Because there are 52 weeks in a year, there are 26 half-payments in a bi-weekly plan. Adding all these up, you're actually paying 13 full monthly payments in a year. Therefore, going for bi-weekly payments will make you pay one more full payment for your mortgage every year without having to cash out a large amount of money.
2. The Interest Savings Breakdown
By contributing that 13th payment every year, you are reducing the principal balance quicker. The interest rate applied to your outstanding balance means that if you owe less, you're going to pay less in interest each month
Real-World Example:
Imagine a $400,000 mortgage at a 7% interest rate for 30 years:
| Feature | Monthly Schedule | Bi-Weekly Schedule |
|---|---|---|
| Monthly Payment (P&I) | $2,661 | $1,330 (every 2 weeks) |
| Total Interest Paid | $558,036 | $439,212 |
| Total Savings | $0 | $118,824 |
| Time to Pay Off | 30 Years | 24 Years & 2 Months |
The Result: You save nearly $119,000 and pay off your home nearly 6 years earlier just by changing the frequency.

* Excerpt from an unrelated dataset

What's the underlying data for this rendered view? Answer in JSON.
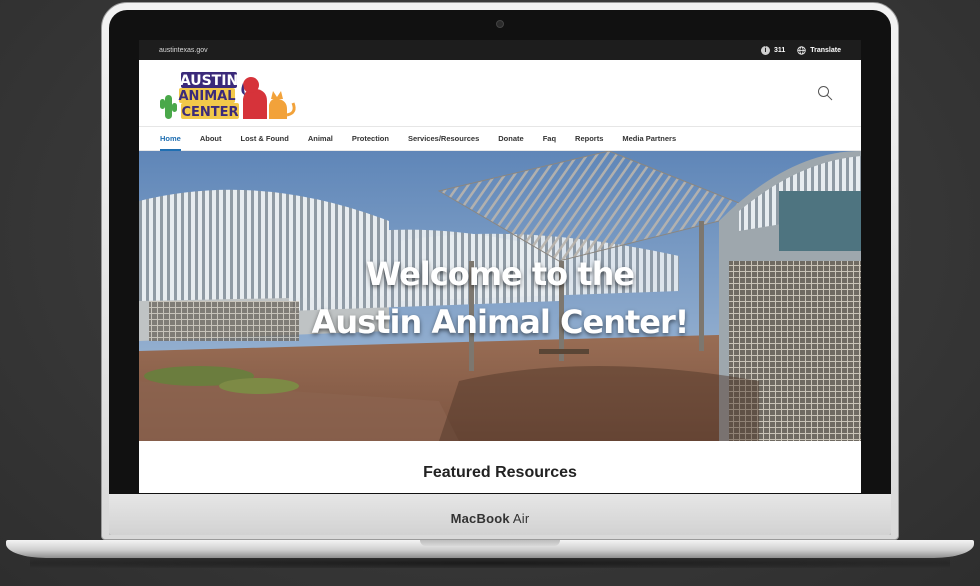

3. Pros and Cons of Bi-Weekly Payments
The Pros:
- "Set It and Forget It" Savings: It automates an extra payment per year.
- Aligns with Paychecks: If you get paid every two weeks, this schedule matches your cash flow perfectly.
- Massive Long-Term Savings: As shown above, the interest savings are six-figure life-changers.
The Cons:
- Lender Restrictions: Some lenders charge a "setup fee" or "convenience fee" for bi-weekly processing.
- Tight Budgeting: In the two months of the year where there are three bi-weekly payments, your budget might feel a bit tighter.
4. How to "DIY" a Bi-Weekly Payment
If your lender doesn't support bi-weekly payments or charges a fee, you can achieve the exact same result manually:
- Take your monthly Principal & Interest payment.
- Divide it by 12.
- Add that amount as an "Extra Principal Payment" every month.
Example: If your payment is $1,200, add $100 extra each month. By the end of the year, you've paid $1,200 extra—exactly one full payment.
5. Summary: Should You Switch?
Switching to a bi-weekly schedule is a "no-brainer" for those who want to build home equity faster without significantly altering their lifestyle. However, always prioritize high-interest debt (like credit cards) before accelerating your mortgage.